Padilla previously served in the California State Senate (2006-2014) where he chaired the Committee on Energy, Utilities, and Communications.
In 1999, at the age of 26, Padilla was elected to the Los Angeles City Council to represent the same east San Fernando Valley community where he grew up.
Padilla's parents emigrated from Mexico and settled in the community of Pacoima, where his father worked as a short order cook and his mother cleaned houses, according to his official website.
"To come full circle in one generation, for me to take that life experience and bring that into important deliberations and discussions in the U.S. Senate, it can be overwhelming," he said. "Very emotional."
Padilla graduated from the Massachusetts Institute of Technology with a bachelor's degree in Mechanical Engineering.
He lives with his wife Angela, a mental health advocate, and their three sons in the San Fernando Valley.
Despite an impressive resume, Padilla was not the man some people wanted for the Senate job.
A number of voters took to social media to say Newsom should have picked a Black woman, such as Congresswoman Barbara Lee of Oakland or Congresswoman Karen Bass of Los Angeles, to replace the only Black woman in the Senate.
"It's an unfortunate situation as we are trying to move this country forward and making sure that Black lives truly matter and that African Americans have a seat at the table, especially African American women," San Francisco Mayor London Breed said.
Breed wasn't the only Black Bay Area politician who felt qualified Black women were brushed off.
"Obviously it’s a disappointment," former San Francisco Mayor Willie Brown said.
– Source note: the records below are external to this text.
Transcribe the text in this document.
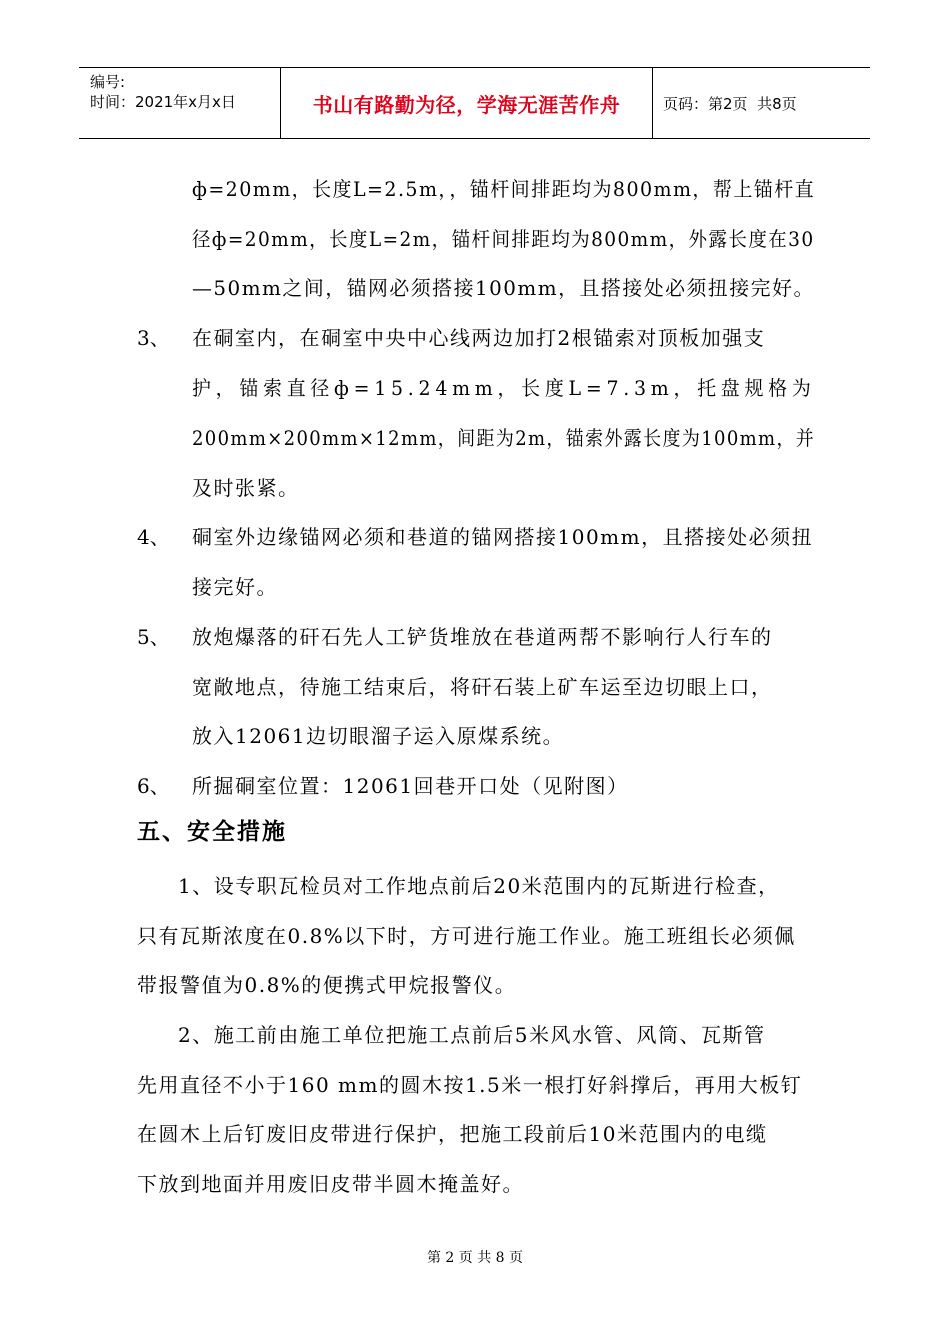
编号:
时间：2021年x月x日	书山有路勤为径，学海无涯苦作舟	页码：第2页  共8页
ф=20mm，长度L=2.5m，，锚杆间排距均为800mm，帮上锚杆直
径ф=20mm，长度L=2m，锚杆间排距均为800mm，外露长度在30
—50mm之间，锚网必须搭接100mm，且搭接处必须扭接完好。
3、 在硐室内，在硐室中央中心线两边加打2根锚索对顶板加强支
护，锚索直径ф=15.24mm，长度L=7.3m，托盘规格为
200mm×200mm×12mm，间距为2m，锚索外露长度为100mm，并
及时张紧。
4、 硐室外边缘锚网必须和巷道的锚网搭接100mm，且搭接处必须扭
接完好。
5、 放炮爆落的矸石先人工铲货堆放在巷道两帮不影响行人行车的
宽敞地点，待施工结束后，将矸石装上矿车运至边切眼上口，
放入12061边切眼溜子运入原煤系统。
6、 所掘硐室位置：12061回巷开口处（见附图）
五、安全措施
1、设专职瓦检员对工作地点前后20米范围内的瓦斯进行检查，
只有瓦斯浓度在0.8%以下时，方可进行施工作业。施工班组长必须佩
带报警值为0.8%的便携式甲烷报警仪。
2、施工前由施工单位把施工点前后5米风水管、风筒、瓦斯管
先用直径不小于160 mm的圆木按1.5米一根打好斜撑后，再用大板钉
在圆木上后钉废旧皮带进行保护，把施工段前后10米范围内的电缆
下放到地面并用废旧皮带半圆木掩盖好。
第 2 页 共 8 页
Brown thinks Newsom's decision came down to politics
"He saw fit to keep his relationships and his words the way that you do if you’re the governor and I’m sure that he did the best he could," Brown said.
Padilla heads to Washington as California's Junior Senator, with a country in crisis and big shoes to fill.
He says his sleeves were rolled up decades ago, and he's ready to continue the fight for California.
"Whether is how to restore the full protections of the Voting Rights Act or how to maintain the security and integrity of our election infrastructure," he said, "I've been doing it for the last six years."